I recently had the privilege of working on a documentary about the late Princess Diana, which proved to be rather eye-opening on a number of levels. Like many people who grew up during the 1980’s and 1990’s, I was completely fascinated by her as a child, and her sudden and shocking death in 1997 left a lasting impression on me.
Over the years, she has indirectly touched my life in strange ways, the most notable being in 2001, when visiting Paris for the first time, I was nearly knocked down trying to cross a busy road near the Eiffel Tower. Not used to foreign conventions like driving on the opposite side of the road, I stepped into the street, only to be yanked swiftly back by my travelling companion, who was fortunately more switched on than I was and had seen the cars zooming out of the tunnel to our right. Once we had safely made it across the road, we headed up the slope to the Place de l’Alma, where we came across a monument shaped like a golden flame, on the top of the overpass. It was only when I read the inscriptions and written tributes surrounding the Flamme de la Liberté that I twigged that this was the tunnel where the fatal car accident that killed the princess and Dodi Fayed had taken place during that fateful night in August 1997.
In previous articles about eclipses, I have mentioned the strange connection between these soli-lunar events and the British royal family, Diana included – her wedding to Prince Charles took place two days after a solar eclipse (29 July 1981), and her first born, Prince William, arrived on the day of a solar eclipse on the 21st of June 1982. Charles and Diana formally separated on the day of an eclipse (9 December 1992) and Princess Diana died on the 31st of August 1997, one day before the solar eclipse of the 1st of September.

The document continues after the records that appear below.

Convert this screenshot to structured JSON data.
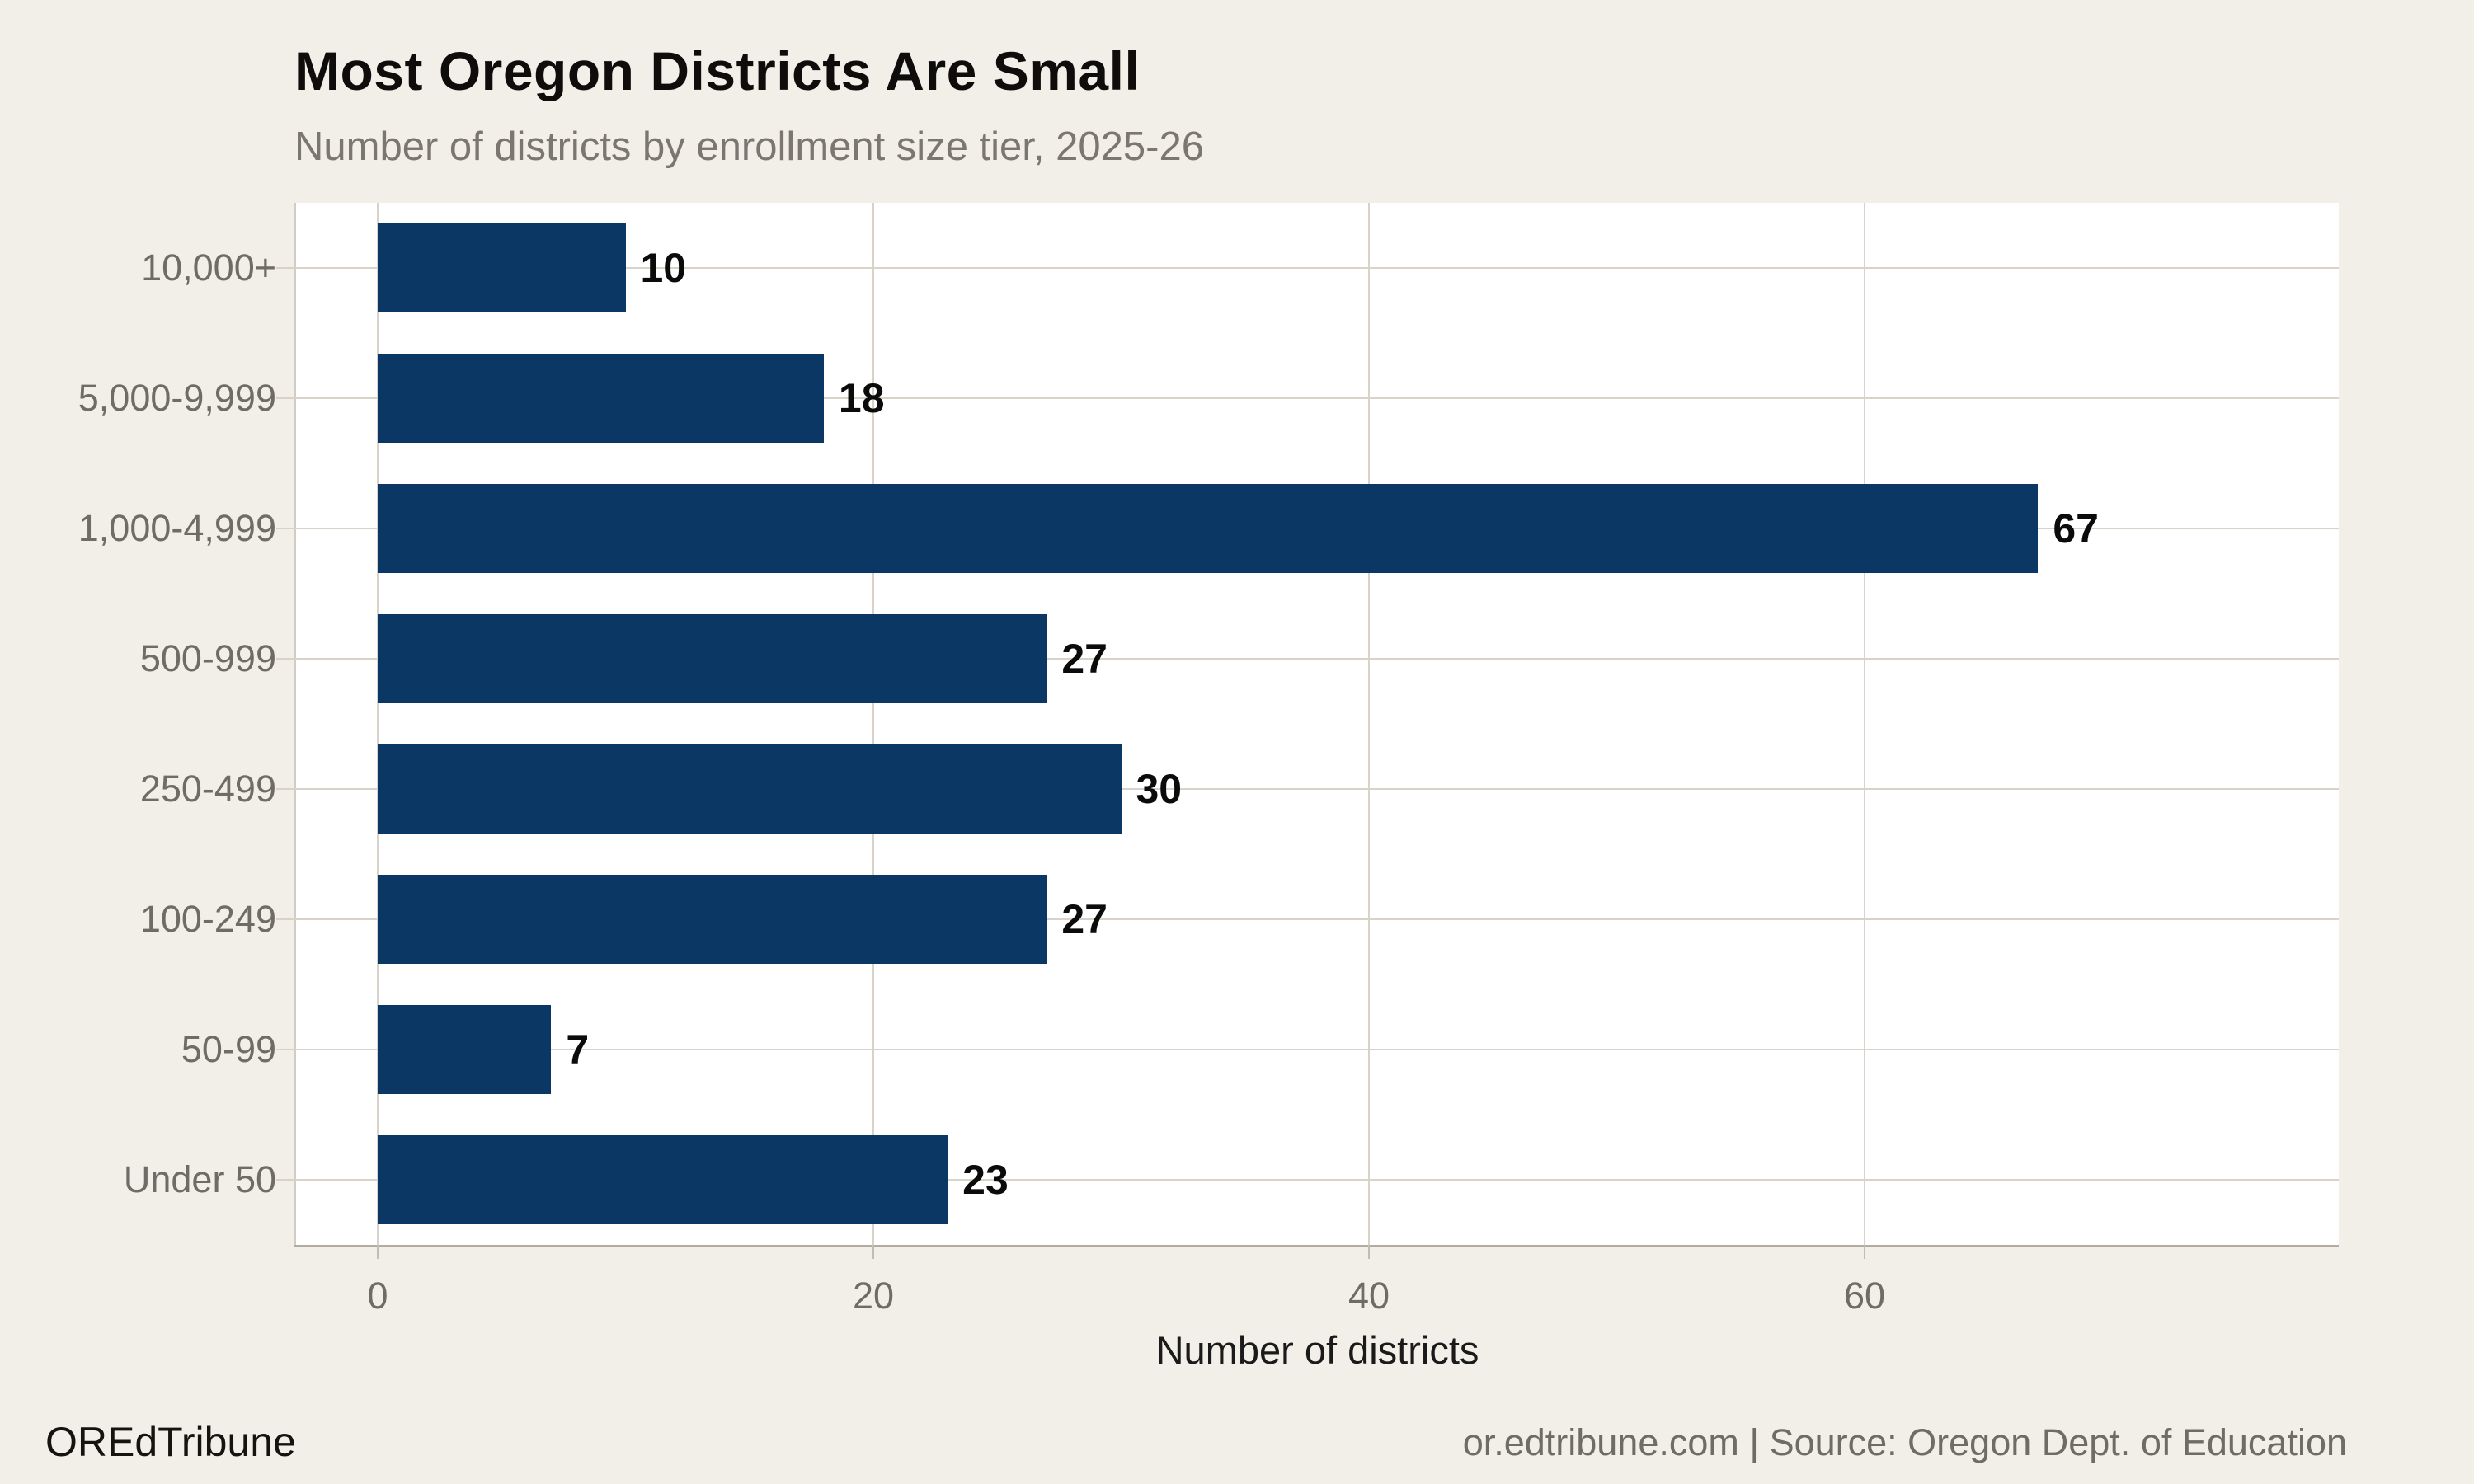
{
  "chart_data": {
    "type": "bar",
    "orientation": "horizontal",
    "title": "Most Oregon Districts Are Small",
    "subtitle": "Number of districts by enrollment size tier, 2025-26",
    "categories": [
      "10,000+",
      "5,000-9,999",
      "1,000-4,999",
      "500-999",
      "250-499",
      "100-249",
      "50-99",
      "Under 50"
    ],
    "values": [
      10,
      18,
      67,
      27,
      30,
      27,
      7,
      23
    ],
    "xlabel": "Number of districts",
    "x_ticks": [
      0,
      20,
      40,
      60
    ],
    "xlim": [
      -3.3,
      79.1
    ],
    "grid": "both",
    "legend": "none",
    "bar_color": "#0b3765",
    "plot_background": "#ffffff"
  },
  "page": {
    "background_color": "#f2efe9",
    "gridline_color": "#d8d2c9",
    "axis_line_color": "#b2aba2",
    "muted_text_color": "#6f6b65"
  },
  "footer": {
    "brand": "OREdTribune",
    "source": "or.edtribune.com | Source: Oregon Dept. of Education"
  }
}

Conducting research into the last two years of her life, however, I was forced to confront the untainted, rather fantastical image I had of her as a child and see her for the complex, fragile and all too human individual that she was. When I first saw her astrology chart some years ago, I found it hard to believe that this was the person I had seen on television and in magazines – other than her obviously caring and nurturing Cancer Sun, I couldn’t relate the natal chart to the image of the woman I was presented with in the media. However, having recently had the opportunity of speaking to people that knew her, and read the detailed biographies written about her by journalists such as Tina Brown and Richard Kay, my natural inclination was to look at her natal chart again to make sense of everything.

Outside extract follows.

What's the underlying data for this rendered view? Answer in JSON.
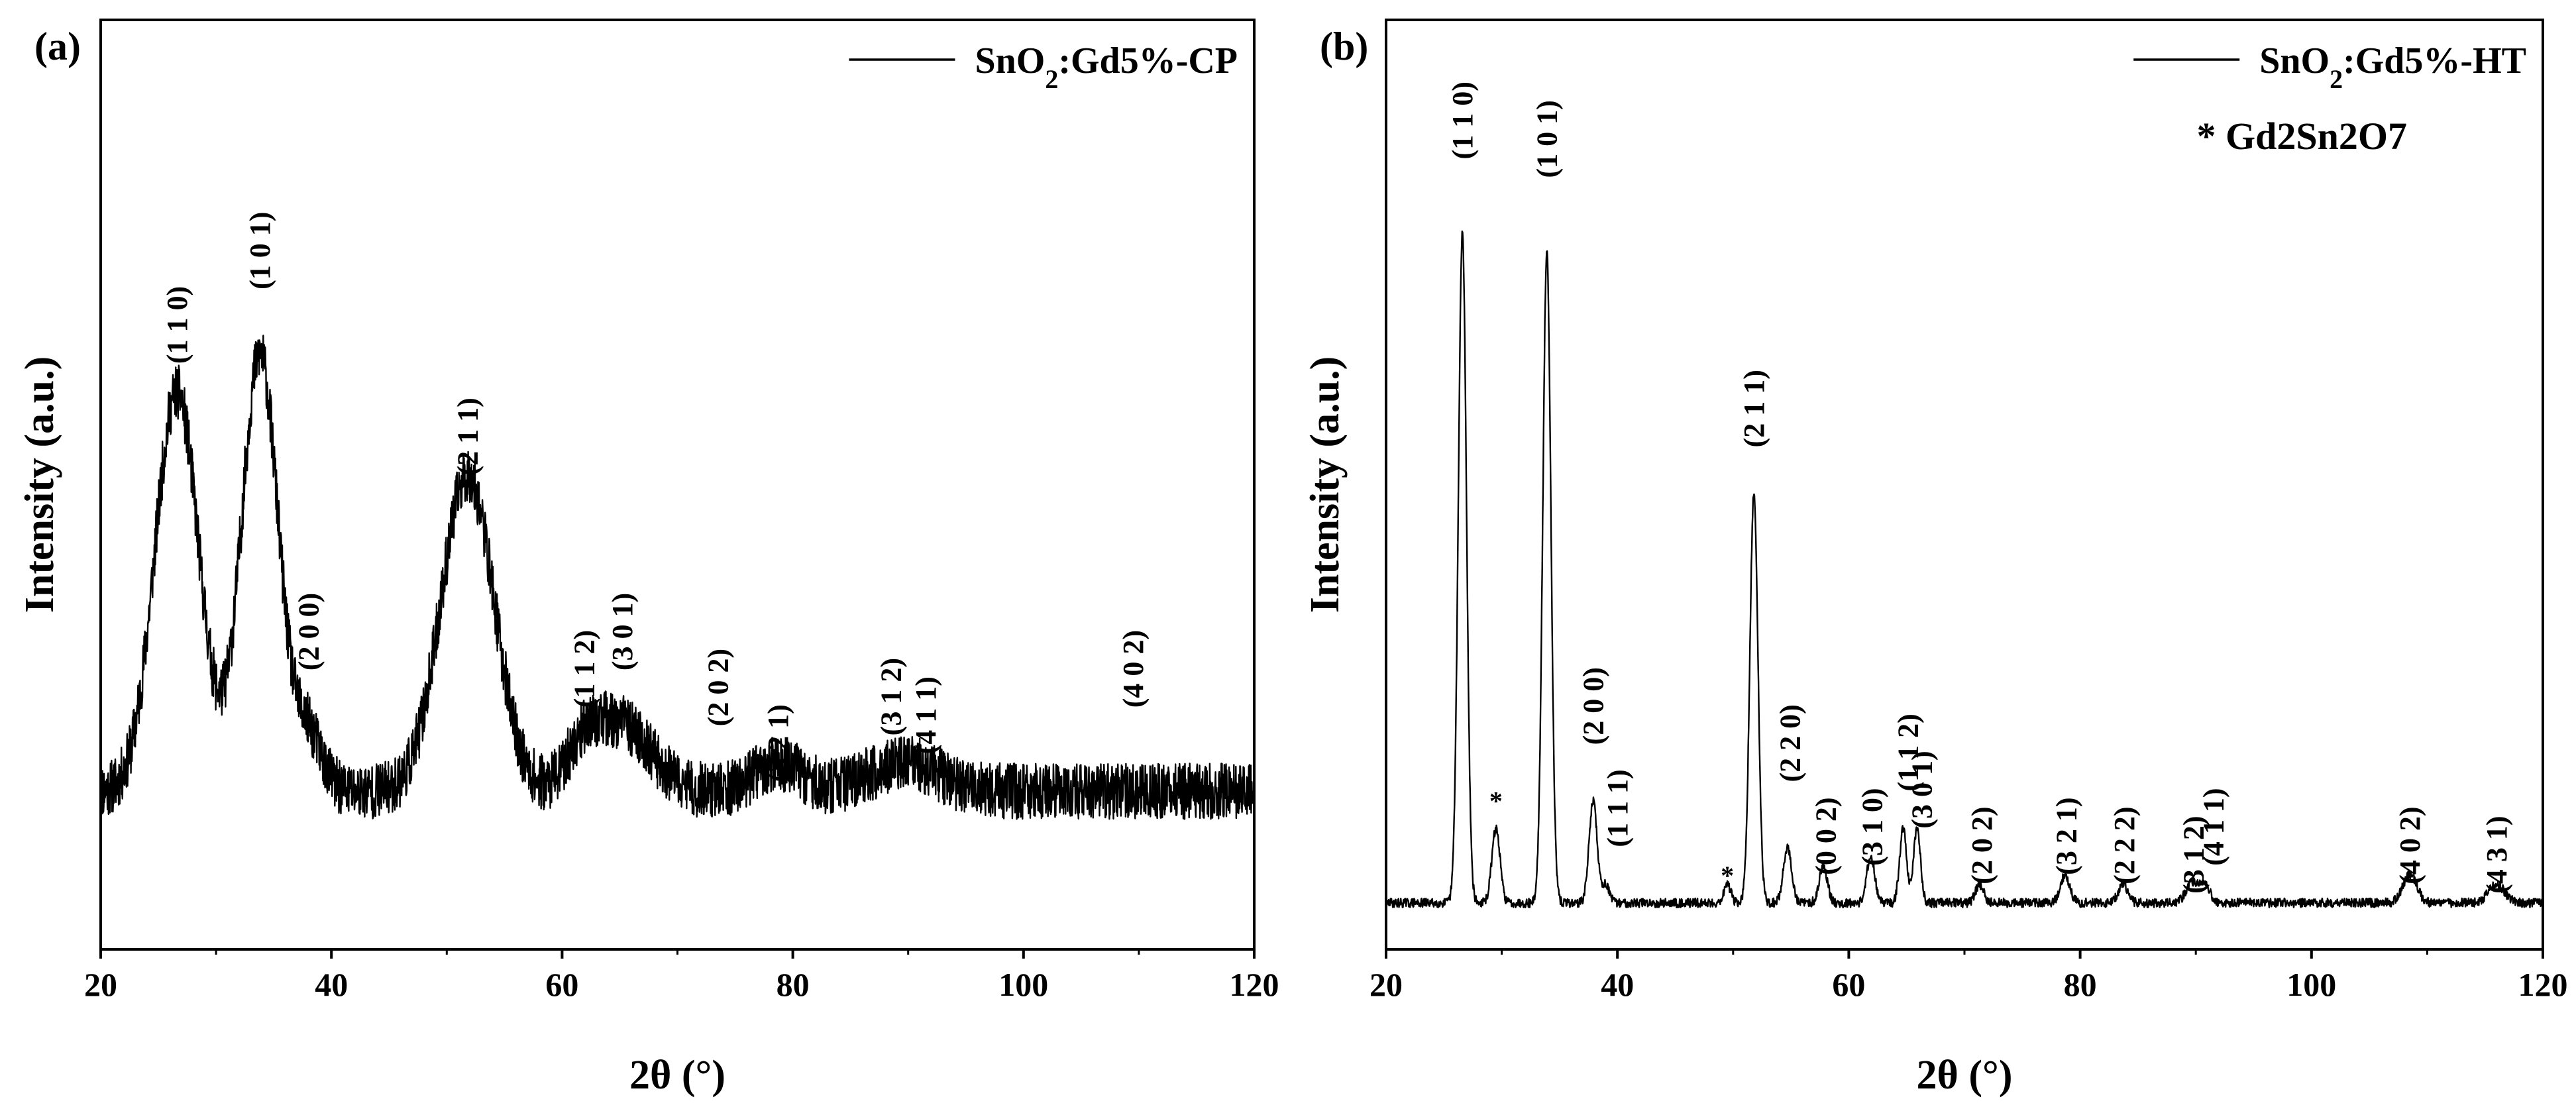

NOTE: Here I should add that there is some discrepancy with regards to her time of birth. According to her first astrologer, Penny Thornton, Diana gave a birth time of 2:00pm. However, her this time was then corrected to 7.45 pm and confirmed in a letter to Charles Harvey from the Queen’s assistant press secretary as being from Diana’s mother. This is the time used by Debbie Frank, Diana’s astrologer for the last eight years of her life. As you can see, depending on what house system is used, her house cusps do change dramatically, so clearly some of the house placings I use here are somewhat elastic and open to interpretation.
DIANA’s NATAL CHART
With all this fresh insight into her motivation and character, for the first time, I could see why she had Sagittarius rising (enthusiastic, open-hearted, vivacious and athletic). Many people close to her described her as childlike and innocent, which can be true of Sagittarius, especially when combined with the Sun in Cancer – with this placement, people tend to become either very maternal or very childlike and need taking care of. Provided there are no other strong influences on the character, people with strong Sagittarius can sometimes be so honest and straightforward that they verge on the gullible and tactless. I think the combination of Sun in Cancer and Sagittarius AS probably made her very young at heart, as well as someone who liked to horse around and have a laugh and a joke.
LIKE MOTHER, LIKE SON
Very often, we find certain astrological patterns running through families, and in Diana’s case, I find it fascinating that Prince William also has the Sun in Cancer and Sagittarius rising. This may explain why the two polar opposite signs, Sagittarius and Gemini, seem to be so prominent for the Duke of Cambridge and his family (see my discussion about this in my blog about the imminent royal birth). It is also interesting that he has both the Sun and Moon in Cancer. This double dose of lunar energy suggests that his mother (both in life and death) had an enormous influence on him, especially in terms of his emotional development. This theme seems to be repeated in his new family: wife, Kate, has the Moon in Cancer, and his son, George happens to be a Sun Cancer. We’ll look more at William’s chart later on when we consider Diana’s legacy.